THE BORDER…..AND FREEDOM
As soon as we crossed over, Pista spoke to one of the Austrian officials in German who ran off with me to the largest tent there. My mother was still in the hospital under sedation where I was being rushed that minute. They took me to her bed and tried to wake her up from the sedatives to give her the good news. Eventually she opened her eyes, took in where she was, finally saw me sitting on her bed and then she fainted. It was the only time in my life I had seen my mother faint.

They put me into a bed as well and a doctor checked me over, but declared me 100% ok. Then, about a thousand refugees and Red Cross staff came to visit me and brought me all sorts of gifts and chocolates. Apparently everyone had heard about me the night before, and now that I had suddenly turned up, they all wanted to meet me and ask me a million questions. My grandmother was a tower of strength through all this.

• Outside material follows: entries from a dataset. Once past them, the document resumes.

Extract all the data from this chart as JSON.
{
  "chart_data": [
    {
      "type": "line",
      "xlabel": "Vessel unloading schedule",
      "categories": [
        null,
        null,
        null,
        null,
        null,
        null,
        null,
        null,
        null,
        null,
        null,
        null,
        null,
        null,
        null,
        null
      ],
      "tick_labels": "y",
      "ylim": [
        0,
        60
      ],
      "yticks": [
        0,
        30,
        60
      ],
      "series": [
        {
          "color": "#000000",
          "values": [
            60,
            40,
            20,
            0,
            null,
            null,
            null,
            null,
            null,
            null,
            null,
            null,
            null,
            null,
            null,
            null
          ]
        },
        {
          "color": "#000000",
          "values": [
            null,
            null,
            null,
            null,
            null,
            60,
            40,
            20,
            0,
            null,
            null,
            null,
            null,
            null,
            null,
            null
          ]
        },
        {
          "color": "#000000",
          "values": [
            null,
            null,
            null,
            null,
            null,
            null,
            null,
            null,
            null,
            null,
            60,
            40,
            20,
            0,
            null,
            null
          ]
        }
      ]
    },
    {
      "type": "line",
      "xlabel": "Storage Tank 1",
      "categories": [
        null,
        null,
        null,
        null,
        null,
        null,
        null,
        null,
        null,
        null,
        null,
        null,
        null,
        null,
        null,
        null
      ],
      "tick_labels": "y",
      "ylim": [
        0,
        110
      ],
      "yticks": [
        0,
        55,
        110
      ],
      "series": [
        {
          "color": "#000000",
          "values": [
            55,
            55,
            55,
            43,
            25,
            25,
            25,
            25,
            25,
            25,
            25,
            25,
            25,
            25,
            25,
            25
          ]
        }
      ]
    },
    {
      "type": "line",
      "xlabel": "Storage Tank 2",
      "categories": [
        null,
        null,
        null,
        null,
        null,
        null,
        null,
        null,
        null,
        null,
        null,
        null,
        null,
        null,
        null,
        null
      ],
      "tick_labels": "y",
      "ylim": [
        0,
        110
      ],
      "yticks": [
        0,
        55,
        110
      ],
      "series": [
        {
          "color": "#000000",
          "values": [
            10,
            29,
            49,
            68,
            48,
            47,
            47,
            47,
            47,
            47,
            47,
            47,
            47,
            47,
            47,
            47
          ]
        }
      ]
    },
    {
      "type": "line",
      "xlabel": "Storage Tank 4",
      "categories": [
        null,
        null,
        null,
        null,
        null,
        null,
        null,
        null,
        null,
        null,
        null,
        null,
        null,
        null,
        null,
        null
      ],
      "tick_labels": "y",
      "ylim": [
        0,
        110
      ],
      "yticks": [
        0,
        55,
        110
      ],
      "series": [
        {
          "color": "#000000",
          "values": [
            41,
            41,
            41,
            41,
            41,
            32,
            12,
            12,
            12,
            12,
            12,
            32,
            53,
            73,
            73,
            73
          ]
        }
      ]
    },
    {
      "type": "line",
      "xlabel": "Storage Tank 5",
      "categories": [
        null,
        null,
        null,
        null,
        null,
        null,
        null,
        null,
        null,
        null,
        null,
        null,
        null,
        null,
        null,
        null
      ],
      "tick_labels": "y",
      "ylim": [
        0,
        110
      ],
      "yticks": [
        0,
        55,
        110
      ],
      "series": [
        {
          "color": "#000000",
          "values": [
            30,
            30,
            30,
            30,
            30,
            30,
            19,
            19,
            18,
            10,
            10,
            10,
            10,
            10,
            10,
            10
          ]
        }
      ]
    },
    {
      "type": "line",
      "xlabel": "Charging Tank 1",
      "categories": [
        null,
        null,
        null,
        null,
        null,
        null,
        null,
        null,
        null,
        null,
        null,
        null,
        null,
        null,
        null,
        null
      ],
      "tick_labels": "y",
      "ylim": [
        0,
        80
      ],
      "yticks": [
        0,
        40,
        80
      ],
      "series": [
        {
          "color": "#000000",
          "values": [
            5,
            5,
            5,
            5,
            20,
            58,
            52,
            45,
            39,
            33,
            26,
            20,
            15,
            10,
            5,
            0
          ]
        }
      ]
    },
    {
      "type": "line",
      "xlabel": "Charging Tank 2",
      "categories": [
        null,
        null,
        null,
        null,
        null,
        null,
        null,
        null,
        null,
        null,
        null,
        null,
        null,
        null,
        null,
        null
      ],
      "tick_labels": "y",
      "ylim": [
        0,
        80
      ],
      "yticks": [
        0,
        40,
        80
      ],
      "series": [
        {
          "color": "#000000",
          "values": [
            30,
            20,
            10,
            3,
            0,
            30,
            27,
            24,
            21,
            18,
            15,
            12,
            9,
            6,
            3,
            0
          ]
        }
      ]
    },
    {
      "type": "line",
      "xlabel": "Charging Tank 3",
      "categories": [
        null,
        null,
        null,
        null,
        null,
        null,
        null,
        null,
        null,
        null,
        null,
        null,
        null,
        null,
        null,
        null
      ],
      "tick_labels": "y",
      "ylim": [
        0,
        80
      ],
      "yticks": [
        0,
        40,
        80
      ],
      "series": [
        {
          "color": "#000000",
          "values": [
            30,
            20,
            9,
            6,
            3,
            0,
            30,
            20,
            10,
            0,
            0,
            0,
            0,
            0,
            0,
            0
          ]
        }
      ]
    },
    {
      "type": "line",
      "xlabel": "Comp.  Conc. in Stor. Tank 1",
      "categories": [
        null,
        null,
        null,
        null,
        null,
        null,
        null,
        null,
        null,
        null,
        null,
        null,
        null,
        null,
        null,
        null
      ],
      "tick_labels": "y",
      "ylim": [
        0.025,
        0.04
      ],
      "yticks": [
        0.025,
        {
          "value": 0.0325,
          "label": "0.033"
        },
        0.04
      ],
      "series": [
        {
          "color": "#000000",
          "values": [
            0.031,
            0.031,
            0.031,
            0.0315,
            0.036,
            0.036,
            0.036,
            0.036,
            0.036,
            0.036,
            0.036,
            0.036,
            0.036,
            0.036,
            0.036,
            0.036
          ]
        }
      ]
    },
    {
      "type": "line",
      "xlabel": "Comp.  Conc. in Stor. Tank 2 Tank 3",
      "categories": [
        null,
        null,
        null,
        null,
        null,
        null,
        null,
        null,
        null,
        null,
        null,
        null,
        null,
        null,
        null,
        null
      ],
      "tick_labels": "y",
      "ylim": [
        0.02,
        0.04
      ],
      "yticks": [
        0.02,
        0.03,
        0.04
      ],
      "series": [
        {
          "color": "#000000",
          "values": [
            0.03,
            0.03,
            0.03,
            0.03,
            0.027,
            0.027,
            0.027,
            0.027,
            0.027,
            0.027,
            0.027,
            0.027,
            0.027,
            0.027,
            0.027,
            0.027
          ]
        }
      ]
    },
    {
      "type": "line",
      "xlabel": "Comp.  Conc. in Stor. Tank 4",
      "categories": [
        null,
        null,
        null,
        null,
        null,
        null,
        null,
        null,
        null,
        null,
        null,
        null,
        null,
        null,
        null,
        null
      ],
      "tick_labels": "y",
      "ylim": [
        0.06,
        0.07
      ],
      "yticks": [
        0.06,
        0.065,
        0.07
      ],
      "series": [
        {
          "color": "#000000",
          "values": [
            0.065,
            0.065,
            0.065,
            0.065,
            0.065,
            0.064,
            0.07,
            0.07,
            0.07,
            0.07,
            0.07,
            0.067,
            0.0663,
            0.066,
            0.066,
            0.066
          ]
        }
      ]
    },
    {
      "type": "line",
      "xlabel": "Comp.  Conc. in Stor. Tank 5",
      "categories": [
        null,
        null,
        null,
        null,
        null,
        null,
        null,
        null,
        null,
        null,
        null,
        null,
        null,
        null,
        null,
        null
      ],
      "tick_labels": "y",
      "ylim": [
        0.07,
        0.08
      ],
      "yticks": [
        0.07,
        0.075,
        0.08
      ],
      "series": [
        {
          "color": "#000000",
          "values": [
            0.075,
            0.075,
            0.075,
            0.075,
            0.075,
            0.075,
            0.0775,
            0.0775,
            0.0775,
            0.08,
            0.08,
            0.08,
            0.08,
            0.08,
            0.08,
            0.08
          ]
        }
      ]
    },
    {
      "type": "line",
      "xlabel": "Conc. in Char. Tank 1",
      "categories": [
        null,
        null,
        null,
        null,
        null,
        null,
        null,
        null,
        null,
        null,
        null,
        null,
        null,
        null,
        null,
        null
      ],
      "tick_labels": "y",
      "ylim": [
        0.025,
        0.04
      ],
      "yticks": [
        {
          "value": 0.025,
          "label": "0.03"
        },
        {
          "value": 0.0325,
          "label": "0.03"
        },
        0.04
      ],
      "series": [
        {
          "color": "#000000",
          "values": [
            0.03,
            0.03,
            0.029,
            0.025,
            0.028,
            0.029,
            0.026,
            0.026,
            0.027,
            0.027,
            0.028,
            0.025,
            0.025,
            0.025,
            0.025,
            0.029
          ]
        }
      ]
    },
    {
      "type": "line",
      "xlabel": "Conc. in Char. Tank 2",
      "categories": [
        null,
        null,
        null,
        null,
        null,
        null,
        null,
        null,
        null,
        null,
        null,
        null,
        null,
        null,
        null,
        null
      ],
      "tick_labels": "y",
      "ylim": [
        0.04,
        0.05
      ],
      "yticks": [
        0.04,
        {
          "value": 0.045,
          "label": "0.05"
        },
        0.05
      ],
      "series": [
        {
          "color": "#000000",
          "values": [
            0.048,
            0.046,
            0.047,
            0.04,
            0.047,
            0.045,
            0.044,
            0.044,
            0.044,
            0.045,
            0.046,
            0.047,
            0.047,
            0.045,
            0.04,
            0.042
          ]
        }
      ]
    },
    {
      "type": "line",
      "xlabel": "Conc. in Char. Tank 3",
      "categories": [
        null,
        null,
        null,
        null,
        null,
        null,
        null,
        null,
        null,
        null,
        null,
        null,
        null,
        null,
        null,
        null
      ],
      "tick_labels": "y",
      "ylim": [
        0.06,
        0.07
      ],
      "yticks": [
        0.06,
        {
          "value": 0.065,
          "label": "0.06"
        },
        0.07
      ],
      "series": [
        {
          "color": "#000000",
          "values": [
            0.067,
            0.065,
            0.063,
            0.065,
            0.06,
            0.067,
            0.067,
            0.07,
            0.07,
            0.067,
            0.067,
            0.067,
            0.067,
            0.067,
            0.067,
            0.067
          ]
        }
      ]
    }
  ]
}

She never doubted for a moment that I would find my way across somehow and rejoin them soon and gave strength to my mother. And she was proved right. A real trooper, may God bless her soul.

POSTSCRIPT
The next day we left the camp, after the doctor certified my mother fit to travel and off the sedatives. We went to Vienna where we were billeted with a volunteer family until arrangements could be made to transport us to a refugee lager where we could be processed and arrangements could be made for us and other refugees to travel to the USA, England, Canada, Australia or other countries that had accepted refugees from Hungary. As we walked around in Vienna, my mother pointed to a poster showing headlines of that day’s newspaper. I spoke limited German (my grandmother had arranged private tuition for me to learn German back in Budapest). The poster decried: “Lost 9 year old boy found on the Hungarian border, 24 hours later!”

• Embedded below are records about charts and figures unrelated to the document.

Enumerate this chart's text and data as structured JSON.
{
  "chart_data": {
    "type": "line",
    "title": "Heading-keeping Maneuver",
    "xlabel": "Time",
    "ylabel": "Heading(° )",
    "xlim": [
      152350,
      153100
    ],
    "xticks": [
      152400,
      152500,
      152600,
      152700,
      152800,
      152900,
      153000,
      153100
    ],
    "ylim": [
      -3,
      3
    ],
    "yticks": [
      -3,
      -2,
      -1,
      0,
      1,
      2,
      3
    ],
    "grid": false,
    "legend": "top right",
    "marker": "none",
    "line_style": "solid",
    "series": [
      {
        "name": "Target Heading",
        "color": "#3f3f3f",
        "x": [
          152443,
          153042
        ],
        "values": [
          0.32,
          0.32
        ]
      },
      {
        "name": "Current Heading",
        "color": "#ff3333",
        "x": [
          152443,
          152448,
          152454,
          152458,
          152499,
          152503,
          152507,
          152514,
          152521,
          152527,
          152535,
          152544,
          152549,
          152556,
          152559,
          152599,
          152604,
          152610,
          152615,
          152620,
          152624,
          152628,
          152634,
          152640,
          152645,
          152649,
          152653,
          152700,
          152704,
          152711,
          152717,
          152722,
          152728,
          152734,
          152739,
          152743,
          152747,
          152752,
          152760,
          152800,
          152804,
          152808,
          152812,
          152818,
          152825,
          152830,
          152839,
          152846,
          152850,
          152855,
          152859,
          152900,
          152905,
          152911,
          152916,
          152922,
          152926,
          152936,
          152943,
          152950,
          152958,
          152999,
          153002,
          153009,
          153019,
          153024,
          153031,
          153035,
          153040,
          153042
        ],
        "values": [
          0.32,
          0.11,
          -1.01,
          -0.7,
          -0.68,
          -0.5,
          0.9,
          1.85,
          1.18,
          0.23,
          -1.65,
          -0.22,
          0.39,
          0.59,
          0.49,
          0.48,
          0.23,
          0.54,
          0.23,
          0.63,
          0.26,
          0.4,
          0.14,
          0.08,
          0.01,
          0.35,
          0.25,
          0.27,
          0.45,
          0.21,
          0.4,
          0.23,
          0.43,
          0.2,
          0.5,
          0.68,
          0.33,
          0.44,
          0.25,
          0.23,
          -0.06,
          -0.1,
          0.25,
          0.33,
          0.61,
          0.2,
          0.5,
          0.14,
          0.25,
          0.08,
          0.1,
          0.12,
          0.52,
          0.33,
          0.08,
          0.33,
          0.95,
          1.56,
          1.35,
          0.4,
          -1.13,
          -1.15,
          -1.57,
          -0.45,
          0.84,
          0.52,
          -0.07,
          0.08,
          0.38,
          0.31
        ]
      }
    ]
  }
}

Much later, rumours abound that a movie was made of this episode, although details were very sketchy. By then we were on our way to Germany and from there, Australia. I never saw the film, if indeed it was made, nor even know its name.

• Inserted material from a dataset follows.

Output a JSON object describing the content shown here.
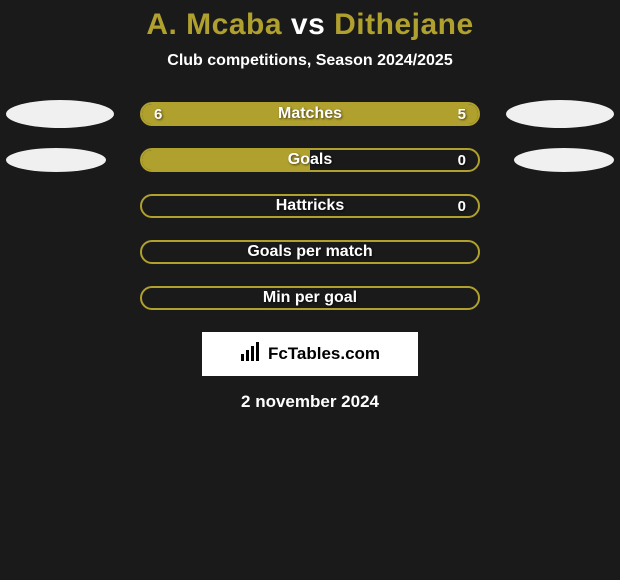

We stayed in a lager in Salzburg until April of the following year at which time we were put onto a train for Bremen, to catch the Fairsea, an Italian converted refugee ship that took thousands of us to Melbourne, Australia where my aunty and her family, who had emigrated there in 1939, awaited our arrival and welcomed us to our new homeland.


Paul Sherman
Paul has been living in Sydney since his arrival in May of 1957. After a brief stint in the Australian Army, he joined the Globus Group of Companies where he was Customs and Shipping Manager from 1967 until 2000. His interests are computers and bridge (he was among the top 20 bridge players in Australia until his retirement in 2002). He has never married.
Paul’s first visit back to Hungary was in 1973 and he has made several trips back since then. His late mother also visited frequently until her passing in 1988. His grandmother sadly passed away 2 years after her arrival in Australia, but not before seeing her other daughter, Eva again and her 2 grandchildren, Christina and Wendy, whom she had never met previously.
Although Paul’s stepfather János did follow them to Australia, eventually they divorced. At that time, Paul decided to abandon his stepfather’s surname and chose Sherman for ease and convenience in his adopted English speaking country.